China’s Latest Export: Capital for Cleantech Start-ups

China’s Latest Export: Capital for Cleantech Start-ups: "

What comes to mind when you think of China? $1/hour manufacturing of your cleantech product? 1B+ potential customers? Right and right, but now add investment capital to the mix.


China is spending hundreds of billions of dollars on cleantech, and an increasing piece of those investment dollars will go towards equity in cleantech start-ups from the U.S. and other countries.


The Rhodium Group estimates that China invested about $60B overseas in 2010, nearly 2x 2008, with clean energy a major target. While much of that spending goes to buying local production capacity or sheer market share, the smart money is on innovation.


As Rueters’ Gerard Wynn reported, “The owner of patents, not factories, will likely earn the biggest profits and win the technology race.”


China is acutely aware that it lags in the innovation race. Beijing set the IP world abuzz in November when it announced a national goal of 2 million patents filed by 2015, with green innovation again a major goal. Homegrown patents are obviously the preference, but the country has the financial resources to buy its way up the ingenuity curve.


My company, OnGreen.com, is a leading indicator of cleantech deal flow, and we’re already seeing strong Chinese demand for foreign innovation. We match entrepreneurs and investors online and off, and we’ve had to dramatically swing focus toward China this year.



  1. In March, we hosted a delegation of Chinese investors here in Los Angeles, touring facilities and demos by several local green firms.

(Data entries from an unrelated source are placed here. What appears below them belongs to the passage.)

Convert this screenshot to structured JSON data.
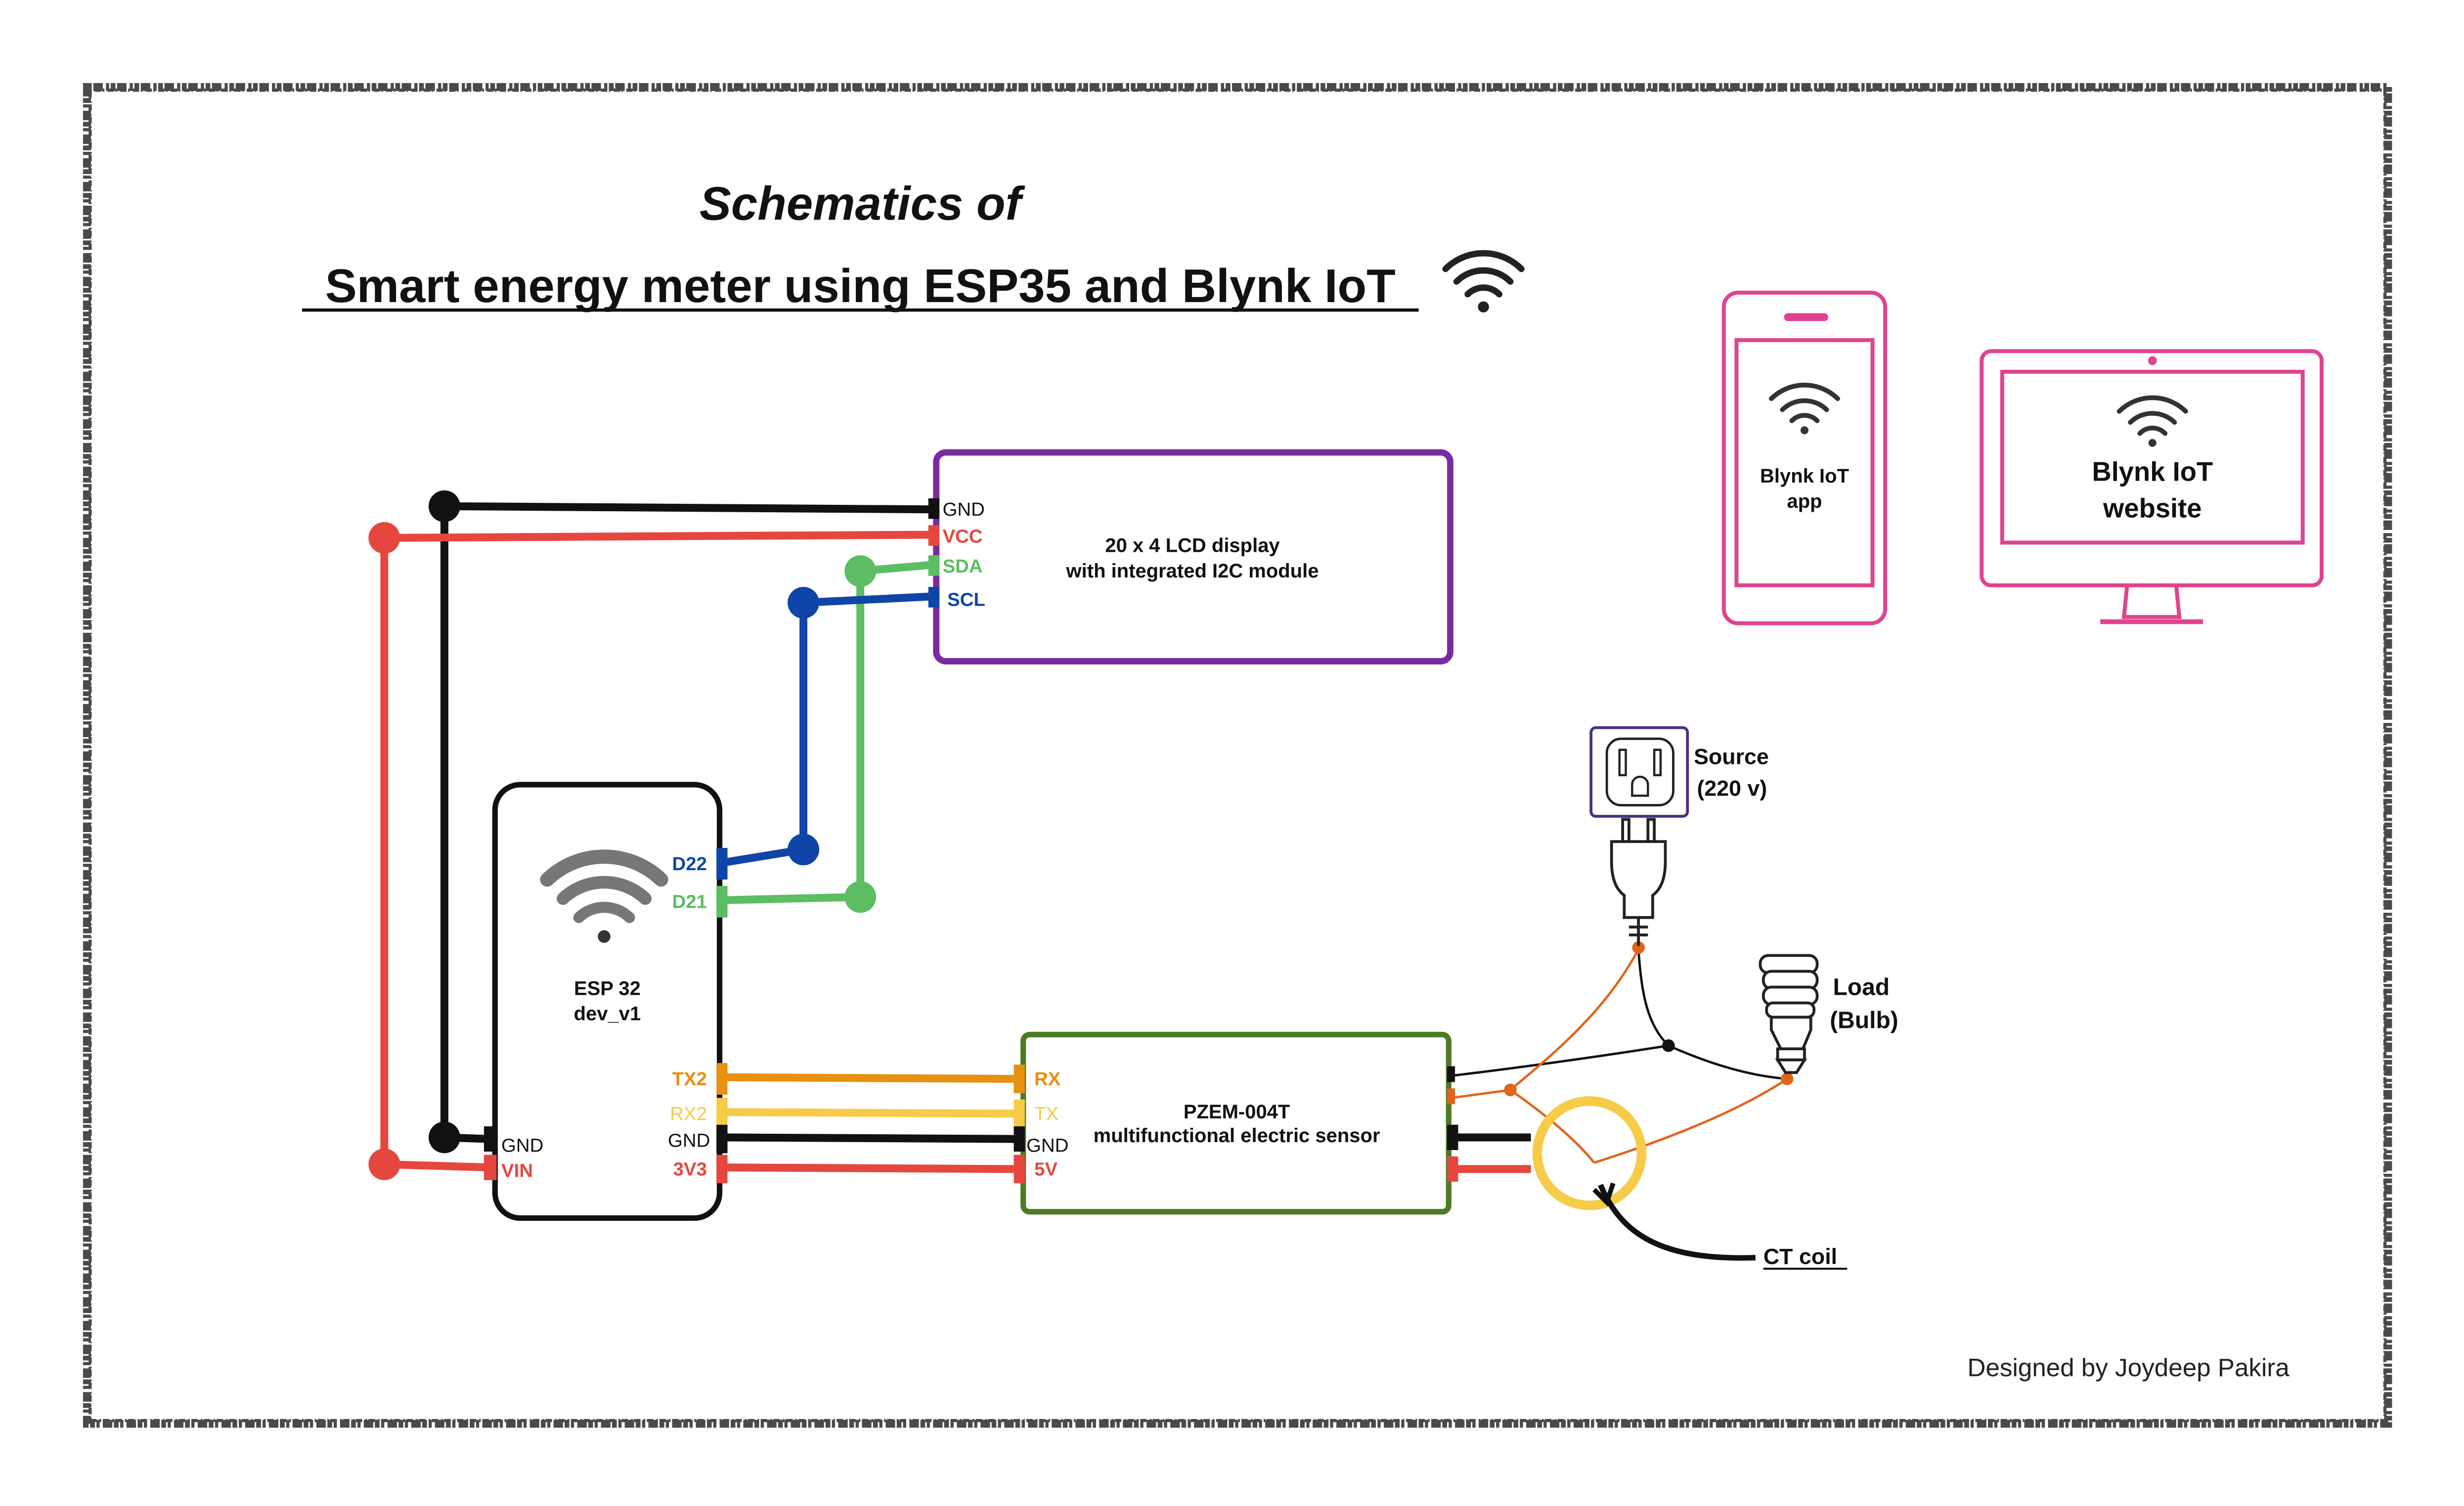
{
  "title": {
    "line1": "Schematics of",
    "line2": "Smart energy meter using ESP35 and Blynk IoT"
  },
  "lcd": {
    "line1": "20 x 4 LCD display",
    "line2": "with integrated I2C module",
    "pins": {
      "gnd": "GND",
      "vcc": "VCC",
      "sda": "SDA",
      "scl": "SCL"
    }
  },
  "esp32": {
    "line1": "ESP 32",
    "line2": "dev_v1",
    "pins": {
      "d22": "D22",
      "d21": "D21",
      "tx2": "TX2",
      "rx2": "RX2",
      "gnd_right": "GND",
      "v3v3": "3V3",
      "gnd_left": "GND",
      "vin": "VIN"
    }
  },
  "pzem": {
    "line1": "PZEM-004T",
    "line2": "multifunctional electric sensor",
    "pins": {
      "rx": "RX",
      "tx": "TX",
      "gnd": "GND",
      "v5": "5V"
    }
  },
  "phone": {
    "line1": "Blynk IoT",
    "line2": "app"
  },
  "monitor": {
    "line1": "Blynk IoT",
    "line2": "website"
  },
  "source": {
    "line1": "Source",
    "line2": "(220 v)"
  },
  "load": {
    "line1": "Load",
    "line2": "(Bulb)"
  },
  "ct_coil": "CT coil",
  "credit": "Designed  by  Joydeep  Pakira",
  "colors": {
    "black": "#111111",
    "red": "#e5473f",
    "green": "#5cbd63",
    "blue": "#0f45a8",
    "orange": "#e8900f",
    "yellow": "#f5cb47",
    "purple": "#7a2aa0",
    "olive": "#4d7a25",
    "pink": "#e0438f",
    "wire_orange": "#e0651a",
    "border": "#555555"
  }
}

  2. In May, several start-ups from OnGreen.com will meet in LA and Boston with another delegation of cleantech investors from Hong Kong and the Jiangsu province.

  3. In June, we’re traveling with 30-40 start-ups to greater Shanghai to meet with 50 investors over the course of two days.


We’re still accepting applicants for the May and June events. Interested entrepreneurs should email me at stanleyholt@ongreen.com after creating an account (free) and posting a profile of their company on OnGreen.com (also free).


Despite heightened interest, obstacles abound to overseas Chinese investment in cleantech. Chinese authorities place strict controls on capital outflows, which can slow the speed with which a private or public company can effect an investment. Governments from recipient countries like the U.S. exercise their own restrictions, usually due to “energy security” concerns or plain old industry lobbying. Protection of intellectual property (IP) is another potential obstacle, as start-ups wonder if China will let their patents slip into the hands of competitors.


Lastly, there are, inevitably, cultural differences to overcome in soliciting, negotiating and carrying through with an investment between companies from two different countries. For example, many U.S. entrepreneurs are used to pitching professional investment firms armed mainly with a patent, a great Powerpoint pitch and a plausible Excel model. In China, securing capital is often a more personal odyssey, dependent on long-time relationships, trust-building rituals and valuations grounded more in the past than the future. Patents only get you so far, as Chinese cleantech investors are often looking for technologies that are “shovel-ready” or at least close to commercialization.


But none of these obstacles are insurmountable, as recent activity demonstrates.


Five years after the U.S. government blocked the takeover bid for Unocal by China’s state-owned oil company CNOOC, Chinese investments went through for U.S. energy firms InterGen and Chesapeake Energy, and CNOOC Chairman Chengyu Fu just told Reuters that the atmosphere for foreign investments in the United States was welcoming. On a much smaller scale, OnGreen’s own Series A investment came out of Shanghai, and, we are working with the Joint U.S. China Collaboration on Clean Energy (JUCCCE) and the University of Michigan and The Erb Institute to explore the best model for Chinese investment in U.S. IP.


As JUCCCE Co-Founder Peggy Liu puts it, “This joint research project would not only bring positive trade flow into the U .S. from China and create jobs, but also potentially help the U.S. bypass historic patent infringement issues in China.”


Given bumpy trade relations between Beijing and Washington, non-profits and researchers are stepping in to help build a framework for east-west capital flow. But whether or not the U.S. would ever approve of a CNOOC-Unocal deal may become irrelevant. Rather than a few monster deals, look for hundreds of smaller investments in the coming years as China leverages its cash and innumerable cleantech projects to reduce its innovation deficit.